The parent company of Air France has warned that its income from people buying plane tickets fell in the last quarter, as “geopolitical uncertainties” hit its business.
Shares in Air France-KLM fell as much as 12 per cent this morning as the firm reported that net profit had halved during late-summer trading. They eventually recovered to three per cent down.
The company encompasses both French airline Air France and Dutch KLM, which between them operate 26 daily flights to Paris and Amsterdam from Heathrow and London City airport.
Air France-KLM’s net income fell to €366m over July, August and September, a 53 per cent drop on the same period last year.
The firm reported a 0.6 per cent fall in passenger unit revenue – an important industry measure which pits sales against flight capacity. Passenger numbers rose 2.1 per cent, with 29,119 people flying with the airline over the period.
Operating profit fell 15 per cent to €900m, missing analyst expectations of €961m.

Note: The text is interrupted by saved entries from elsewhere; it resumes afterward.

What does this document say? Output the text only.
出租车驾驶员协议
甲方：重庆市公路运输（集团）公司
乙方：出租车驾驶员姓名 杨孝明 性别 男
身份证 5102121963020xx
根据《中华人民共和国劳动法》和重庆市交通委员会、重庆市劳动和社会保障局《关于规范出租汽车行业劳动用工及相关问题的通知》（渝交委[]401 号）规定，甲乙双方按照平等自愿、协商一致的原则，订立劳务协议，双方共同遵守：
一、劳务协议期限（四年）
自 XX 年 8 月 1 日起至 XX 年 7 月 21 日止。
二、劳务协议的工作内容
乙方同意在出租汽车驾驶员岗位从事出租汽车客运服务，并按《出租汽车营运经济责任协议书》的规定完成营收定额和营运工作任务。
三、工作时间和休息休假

Net debt stood at €5.9bn, €253m less than at the same point in 2018.
Why it’s interesting
Air France-KLM management framed the results as the airline doing well in the face of tricky trading conditions in the aviation industry. Indeed, the rising cost of fuel continued to subdue the firm’s financials, with overall fuel costs forecast to rise €600m this year at €5.5bn.
The joint French and Dutch group posted gains in passenger traffic and load factor – a measure of seats filled – but finance chief Frederic Gagey said trade tensions and a litany of economic and geopolitical problems had dampened demand and fares.
“People’s inclination to travel is not at its peak,” Gagey said, citing social and political unrest in Algeria, Argentina, Brazil, Hong Kong and Lebanon among “a number of crises around the world”.
Directors predicted the trend of slowing passenger demand would continue towards the end of the year.
What Air France-KLM said
“Air France-KLM Group’s performance in the third quarter showed resilience amid geopolitical uncertainties and softening macro-economic environment.” said Benjamin Smith, chief executive of Air France-KLM group.
“Operationally, we achieved a solid performance during the Summer peak travel period. Air France and KLM ranked in the top European legacy carriers in terms of punctuality.”